As described above, according to the present invention, data with a long update cycle transmitted from the same station is transmitted at once without dividing the frame, and the station that transmits at once is 1 cycle. Since the structure is configured such that the station to transmit data in the relevant cycle is also determined in advance, it is possible to prevent a decrease in data transmission efficiency due to transmission control information when dividing frames, and furthermore, it is possible to prevent data transmission efficiency from decreasing due to transmission control information when dividing frames. This also has the effect of simplifying the process.

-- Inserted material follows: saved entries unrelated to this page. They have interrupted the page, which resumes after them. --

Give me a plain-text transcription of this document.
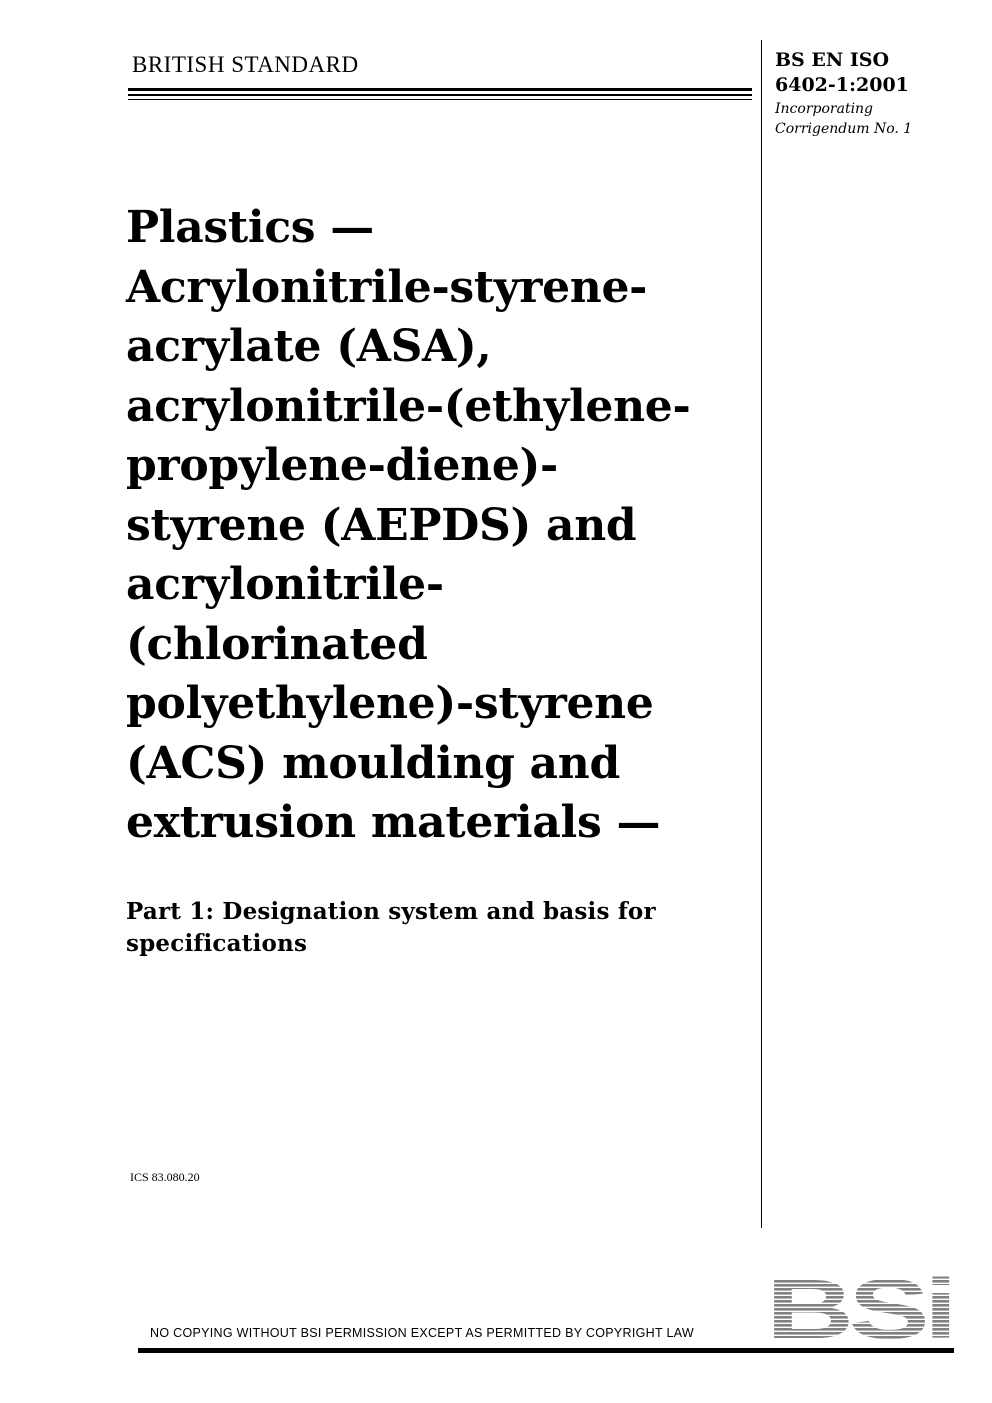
BRITISH STANDARD	BS EN ISO
6402-1:2001
Incorporating
Corrigendum No. 1
Plastics —
Acrylonitrile-styrene-
acrylate (ASA),
acrylonitrile-(ethylene-
propylene-diene)-
styrene (AEPDS) and
acrylonitrile-
(chlorinated
polyethylene)-styrene
(ACS) moulding and
extrusion materials —
Part 1: Designation system and basis for
specifications
ICS 83.080.20
BSi
NO COPYING WITHOUT BSI PERMISSION EXCEPT AS PERMITTED BY COPYRIGHT LAW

[Brief explanation of the drawing]

Fig. 1 is an explanatory diagram of a data transmission situation showing a data communication method according to an embodiment of B's invention, Fig. 2 is a configuration diagram of an example of a path type network to which this invention is applied, and the third factor is the conventional I
An explanatory diagram of a data transmission situation showing a data communication method using a token passing path of the EEE802.4 committee,
FIG. 4 is a configuration diagram of the conventional data frame shown in FIG. 3. 11+11..., 1n is the station, 2. ~2n is an optical fiber cable, and 3 is an optical star coupler. In addition, in the figures, the same reference numerals indicate the same or equivalent parts.

Claims (1)

[Claims] (1) In a data communication method in which a path-shaped network is formed by a plurality of stations and tokens are sequentially transferred, one of the plurality of stations is a master station and the others are slave stations, and the master station is responsible for all the slave stations. The system transmits a simultaneous broadcast type synchronous data frame for performing counter synchronous control, and includes a counter set command flag in the synchronous data frame, and sets the counter set command flag every fixed number of transmissions. At the same time, the slave station sets its own counter to a value common to all stations on the network according to the counter set command flag in the received synchronization data frame, and sets this counter value as a token. A data communication system characterized by incrementing the counter each time a pass is made and transmitting a data frame only when the value of the counter is equal to the address value of the local station.